Identification of key bioactive anti-migraine constituents of Asari radix et rhizoma using network pharmacology and nitroglycerin-induced migraine rat model

Abstract


 
 
 
 Purpose: To elucidate the bioactive constituents of Asari radix et rhizoma (ARR) in treating migraine based on network pharmacology and nitroglycerin-induced migraine rat model.

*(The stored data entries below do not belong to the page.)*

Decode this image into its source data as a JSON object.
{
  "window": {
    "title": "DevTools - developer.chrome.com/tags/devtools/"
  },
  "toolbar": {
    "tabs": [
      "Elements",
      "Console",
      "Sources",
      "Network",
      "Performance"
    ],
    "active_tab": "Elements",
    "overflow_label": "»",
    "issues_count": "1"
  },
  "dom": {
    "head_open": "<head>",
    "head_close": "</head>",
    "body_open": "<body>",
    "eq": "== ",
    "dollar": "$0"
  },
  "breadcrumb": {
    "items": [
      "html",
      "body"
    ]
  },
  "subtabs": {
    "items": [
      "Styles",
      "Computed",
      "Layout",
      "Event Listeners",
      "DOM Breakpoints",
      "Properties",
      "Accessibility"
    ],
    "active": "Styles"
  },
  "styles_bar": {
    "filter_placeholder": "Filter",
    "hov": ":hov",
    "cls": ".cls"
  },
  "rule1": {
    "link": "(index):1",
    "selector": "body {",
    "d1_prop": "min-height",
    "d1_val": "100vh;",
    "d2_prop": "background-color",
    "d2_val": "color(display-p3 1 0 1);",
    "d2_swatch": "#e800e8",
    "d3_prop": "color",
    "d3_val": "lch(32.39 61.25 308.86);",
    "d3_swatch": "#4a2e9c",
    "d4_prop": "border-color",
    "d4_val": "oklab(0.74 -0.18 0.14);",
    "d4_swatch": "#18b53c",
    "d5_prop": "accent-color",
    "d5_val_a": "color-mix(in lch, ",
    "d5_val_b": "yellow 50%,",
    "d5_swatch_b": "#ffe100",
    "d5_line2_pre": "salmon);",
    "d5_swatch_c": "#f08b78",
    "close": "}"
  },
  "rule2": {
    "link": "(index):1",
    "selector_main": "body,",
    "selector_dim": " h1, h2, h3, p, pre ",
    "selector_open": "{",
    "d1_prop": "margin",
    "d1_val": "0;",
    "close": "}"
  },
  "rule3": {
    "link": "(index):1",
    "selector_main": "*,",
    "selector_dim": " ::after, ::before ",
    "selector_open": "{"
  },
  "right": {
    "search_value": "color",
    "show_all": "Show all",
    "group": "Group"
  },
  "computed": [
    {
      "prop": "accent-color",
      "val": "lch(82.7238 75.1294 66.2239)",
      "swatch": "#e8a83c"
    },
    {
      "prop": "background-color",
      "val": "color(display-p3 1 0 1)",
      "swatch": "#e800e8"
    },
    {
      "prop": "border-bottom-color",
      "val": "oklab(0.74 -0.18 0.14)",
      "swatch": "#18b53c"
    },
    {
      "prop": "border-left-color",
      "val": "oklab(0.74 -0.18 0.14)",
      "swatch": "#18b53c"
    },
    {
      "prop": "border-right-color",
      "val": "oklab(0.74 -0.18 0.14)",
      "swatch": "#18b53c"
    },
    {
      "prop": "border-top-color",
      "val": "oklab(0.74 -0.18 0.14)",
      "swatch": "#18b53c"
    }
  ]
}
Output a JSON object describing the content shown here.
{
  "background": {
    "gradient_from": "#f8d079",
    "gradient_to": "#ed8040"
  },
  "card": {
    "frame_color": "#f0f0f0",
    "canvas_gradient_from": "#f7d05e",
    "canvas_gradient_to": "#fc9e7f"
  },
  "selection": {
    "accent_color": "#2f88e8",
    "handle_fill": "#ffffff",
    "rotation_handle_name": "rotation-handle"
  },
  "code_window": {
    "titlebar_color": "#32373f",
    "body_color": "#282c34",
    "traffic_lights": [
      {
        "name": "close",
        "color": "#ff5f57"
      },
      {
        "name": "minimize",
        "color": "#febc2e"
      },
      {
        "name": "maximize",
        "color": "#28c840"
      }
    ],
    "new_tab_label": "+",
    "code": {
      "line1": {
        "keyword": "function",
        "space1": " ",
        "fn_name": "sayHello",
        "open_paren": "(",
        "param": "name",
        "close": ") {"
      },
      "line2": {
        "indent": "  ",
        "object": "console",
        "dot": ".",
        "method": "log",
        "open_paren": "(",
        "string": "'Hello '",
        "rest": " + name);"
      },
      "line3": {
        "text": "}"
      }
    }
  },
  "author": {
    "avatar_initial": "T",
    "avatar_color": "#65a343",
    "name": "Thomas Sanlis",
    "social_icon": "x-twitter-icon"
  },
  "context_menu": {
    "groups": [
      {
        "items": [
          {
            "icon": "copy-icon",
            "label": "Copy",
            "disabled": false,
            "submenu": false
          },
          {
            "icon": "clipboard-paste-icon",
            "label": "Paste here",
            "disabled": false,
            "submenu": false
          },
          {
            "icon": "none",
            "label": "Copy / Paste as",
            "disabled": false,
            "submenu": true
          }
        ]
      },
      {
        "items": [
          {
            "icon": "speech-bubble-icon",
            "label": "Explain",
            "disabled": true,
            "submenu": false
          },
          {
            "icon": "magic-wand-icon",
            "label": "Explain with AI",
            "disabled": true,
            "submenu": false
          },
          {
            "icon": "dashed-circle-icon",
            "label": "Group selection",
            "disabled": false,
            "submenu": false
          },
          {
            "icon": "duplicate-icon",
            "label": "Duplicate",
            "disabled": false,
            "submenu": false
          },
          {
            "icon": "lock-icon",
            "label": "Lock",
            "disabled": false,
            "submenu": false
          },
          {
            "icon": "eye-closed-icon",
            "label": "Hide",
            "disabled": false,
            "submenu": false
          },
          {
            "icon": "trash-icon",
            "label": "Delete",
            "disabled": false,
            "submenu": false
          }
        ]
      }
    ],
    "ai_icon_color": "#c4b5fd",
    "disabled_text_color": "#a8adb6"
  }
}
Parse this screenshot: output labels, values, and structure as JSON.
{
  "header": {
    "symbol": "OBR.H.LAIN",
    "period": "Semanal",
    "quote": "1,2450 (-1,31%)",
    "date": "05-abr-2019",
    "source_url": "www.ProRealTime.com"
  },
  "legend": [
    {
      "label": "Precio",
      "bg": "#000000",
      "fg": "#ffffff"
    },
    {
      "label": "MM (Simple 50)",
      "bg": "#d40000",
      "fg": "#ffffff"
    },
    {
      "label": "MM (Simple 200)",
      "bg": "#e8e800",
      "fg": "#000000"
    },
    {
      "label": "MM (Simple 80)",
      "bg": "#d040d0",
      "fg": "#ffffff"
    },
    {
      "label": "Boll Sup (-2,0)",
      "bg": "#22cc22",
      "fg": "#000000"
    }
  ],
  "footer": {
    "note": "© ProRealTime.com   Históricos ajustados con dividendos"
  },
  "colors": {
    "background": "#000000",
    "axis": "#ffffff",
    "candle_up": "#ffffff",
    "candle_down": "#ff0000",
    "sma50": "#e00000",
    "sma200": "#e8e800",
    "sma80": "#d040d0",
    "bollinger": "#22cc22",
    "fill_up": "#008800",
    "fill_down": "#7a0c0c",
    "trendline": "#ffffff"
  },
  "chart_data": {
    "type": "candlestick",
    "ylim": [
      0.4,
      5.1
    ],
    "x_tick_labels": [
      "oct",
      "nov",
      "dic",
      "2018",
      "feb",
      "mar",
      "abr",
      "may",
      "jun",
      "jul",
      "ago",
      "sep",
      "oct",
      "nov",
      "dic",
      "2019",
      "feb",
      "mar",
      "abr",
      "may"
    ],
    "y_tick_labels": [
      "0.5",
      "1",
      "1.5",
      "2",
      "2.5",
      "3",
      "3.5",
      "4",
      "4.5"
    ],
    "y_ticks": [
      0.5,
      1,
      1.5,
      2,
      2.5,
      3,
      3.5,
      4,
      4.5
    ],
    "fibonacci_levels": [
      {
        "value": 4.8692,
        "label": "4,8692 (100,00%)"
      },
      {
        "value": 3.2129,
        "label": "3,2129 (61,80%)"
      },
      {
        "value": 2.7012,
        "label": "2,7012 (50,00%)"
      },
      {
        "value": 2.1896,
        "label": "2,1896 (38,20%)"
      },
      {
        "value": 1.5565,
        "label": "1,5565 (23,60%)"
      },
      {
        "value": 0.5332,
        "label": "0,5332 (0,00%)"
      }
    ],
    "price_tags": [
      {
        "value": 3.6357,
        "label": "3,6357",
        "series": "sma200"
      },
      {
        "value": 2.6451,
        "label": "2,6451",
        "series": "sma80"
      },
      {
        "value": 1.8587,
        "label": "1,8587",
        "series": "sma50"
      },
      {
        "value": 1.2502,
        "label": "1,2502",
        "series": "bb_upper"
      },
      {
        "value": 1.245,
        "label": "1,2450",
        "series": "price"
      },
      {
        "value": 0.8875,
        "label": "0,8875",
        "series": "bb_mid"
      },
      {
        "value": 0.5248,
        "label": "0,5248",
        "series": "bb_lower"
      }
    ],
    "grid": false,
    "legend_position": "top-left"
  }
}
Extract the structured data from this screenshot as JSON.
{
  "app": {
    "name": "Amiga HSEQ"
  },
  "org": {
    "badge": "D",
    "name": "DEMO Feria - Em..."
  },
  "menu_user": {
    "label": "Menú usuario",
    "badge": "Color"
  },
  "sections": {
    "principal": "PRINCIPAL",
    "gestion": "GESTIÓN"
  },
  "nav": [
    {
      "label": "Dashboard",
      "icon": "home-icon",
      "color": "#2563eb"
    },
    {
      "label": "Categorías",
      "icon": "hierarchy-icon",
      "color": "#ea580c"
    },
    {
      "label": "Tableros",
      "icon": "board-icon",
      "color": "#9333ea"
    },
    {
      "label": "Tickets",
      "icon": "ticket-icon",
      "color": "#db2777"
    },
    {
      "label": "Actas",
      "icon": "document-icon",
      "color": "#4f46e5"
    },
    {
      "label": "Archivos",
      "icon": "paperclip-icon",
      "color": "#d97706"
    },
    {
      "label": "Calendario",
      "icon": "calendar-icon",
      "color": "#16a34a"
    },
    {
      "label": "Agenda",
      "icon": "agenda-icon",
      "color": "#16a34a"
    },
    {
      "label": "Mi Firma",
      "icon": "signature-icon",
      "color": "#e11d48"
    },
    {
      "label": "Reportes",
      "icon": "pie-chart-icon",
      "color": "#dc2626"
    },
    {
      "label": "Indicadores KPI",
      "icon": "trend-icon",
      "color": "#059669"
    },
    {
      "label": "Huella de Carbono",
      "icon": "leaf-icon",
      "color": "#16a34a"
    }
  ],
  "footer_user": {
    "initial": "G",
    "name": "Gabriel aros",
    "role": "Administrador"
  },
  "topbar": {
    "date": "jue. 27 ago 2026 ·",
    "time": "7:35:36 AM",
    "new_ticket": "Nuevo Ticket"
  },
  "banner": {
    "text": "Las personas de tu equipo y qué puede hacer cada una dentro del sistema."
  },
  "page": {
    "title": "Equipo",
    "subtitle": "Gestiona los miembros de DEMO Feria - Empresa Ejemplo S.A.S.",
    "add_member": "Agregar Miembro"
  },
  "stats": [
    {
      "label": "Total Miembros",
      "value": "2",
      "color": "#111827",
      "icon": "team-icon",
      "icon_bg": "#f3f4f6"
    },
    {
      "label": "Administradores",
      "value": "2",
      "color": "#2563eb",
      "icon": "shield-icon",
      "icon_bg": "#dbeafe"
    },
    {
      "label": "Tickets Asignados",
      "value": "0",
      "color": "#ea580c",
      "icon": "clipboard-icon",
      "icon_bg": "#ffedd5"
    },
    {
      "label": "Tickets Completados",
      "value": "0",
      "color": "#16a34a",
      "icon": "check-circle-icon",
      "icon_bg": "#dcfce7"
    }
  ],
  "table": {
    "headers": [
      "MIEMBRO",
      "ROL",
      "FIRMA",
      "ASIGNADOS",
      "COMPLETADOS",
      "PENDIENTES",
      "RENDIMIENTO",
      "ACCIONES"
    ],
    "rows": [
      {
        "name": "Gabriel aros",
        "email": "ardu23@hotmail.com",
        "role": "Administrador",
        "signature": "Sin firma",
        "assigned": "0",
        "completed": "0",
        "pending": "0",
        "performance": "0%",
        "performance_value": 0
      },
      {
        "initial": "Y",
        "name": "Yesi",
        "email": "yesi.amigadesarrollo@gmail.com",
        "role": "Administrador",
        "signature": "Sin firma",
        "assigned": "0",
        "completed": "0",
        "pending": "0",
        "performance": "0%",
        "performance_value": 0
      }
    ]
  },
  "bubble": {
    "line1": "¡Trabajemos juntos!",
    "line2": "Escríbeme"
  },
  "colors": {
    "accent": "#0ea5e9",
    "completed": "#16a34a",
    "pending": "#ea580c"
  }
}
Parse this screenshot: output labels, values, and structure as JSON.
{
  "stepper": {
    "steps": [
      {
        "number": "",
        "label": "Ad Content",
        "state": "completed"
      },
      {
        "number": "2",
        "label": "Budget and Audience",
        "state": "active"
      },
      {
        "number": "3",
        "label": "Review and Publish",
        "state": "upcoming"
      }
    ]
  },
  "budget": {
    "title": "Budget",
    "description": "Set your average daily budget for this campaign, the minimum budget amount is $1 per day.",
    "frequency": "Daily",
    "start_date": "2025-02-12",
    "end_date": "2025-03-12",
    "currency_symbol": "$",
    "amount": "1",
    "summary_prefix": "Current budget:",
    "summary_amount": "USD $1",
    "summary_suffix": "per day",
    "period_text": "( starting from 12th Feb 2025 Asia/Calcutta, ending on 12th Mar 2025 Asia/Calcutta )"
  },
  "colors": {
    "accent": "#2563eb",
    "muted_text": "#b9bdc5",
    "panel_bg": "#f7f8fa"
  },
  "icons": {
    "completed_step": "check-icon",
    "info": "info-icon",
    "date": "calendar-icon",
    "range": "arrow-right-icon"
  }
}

 Methods: The potential bioactive constituents of ARR were identified with the aid of literature retrieval and virtual screening, and the migraine-related hub genes were identified using protein-protein interaction and topology analyses. Then, the interaction between the potential bioactive constituents and hub genes was determined with molecular docking and topology, leading to the prediction of the anti-migraine constituents of ARR. Moreover, a rat model of nitroglycerin-induced migraine was used to confirm the prediction by measuring the frequency of head-scratching and head-shaking behavior (FHHB) in the rats. In addition, levels of nitric oxide (NO) and calcitonin gene-related peptide (CGRP) in blood, norepinephrine (NE) and 5-hydroxytryptamine (5-HT) in brain were measured using appropriate commercial kits.
 Results: Network pharmacology revealed that naringenin-7-O-β-D-glucopyranoside and higenamine might be the key anti-migraine bioactive constituents of ARR. On addition of naringenin-7-O-β-D- glucopyranoside or higenamine to ARR, there was marked enhancement of the mitigating effect of ARR on nitroglycerin-induced abnormalities in levels of NO, CGRP, 5-HT and NE, as well as FHHB in rats (p < 0.05 or 0.01).
 Conclusion: These findings indicate that naringenin-7-O-β-D-glucopyranoside and higenamine might be the key bioactive and anti-migraine constituents of ARR. However, in addition to naringenin-7-O-β-D- glucopyranoside and higenamine, there were many other anti-migraine constituents in ARR. Therefore, there is need for further investigations on the actual contributions of these two constituents of ARR in treating migraine.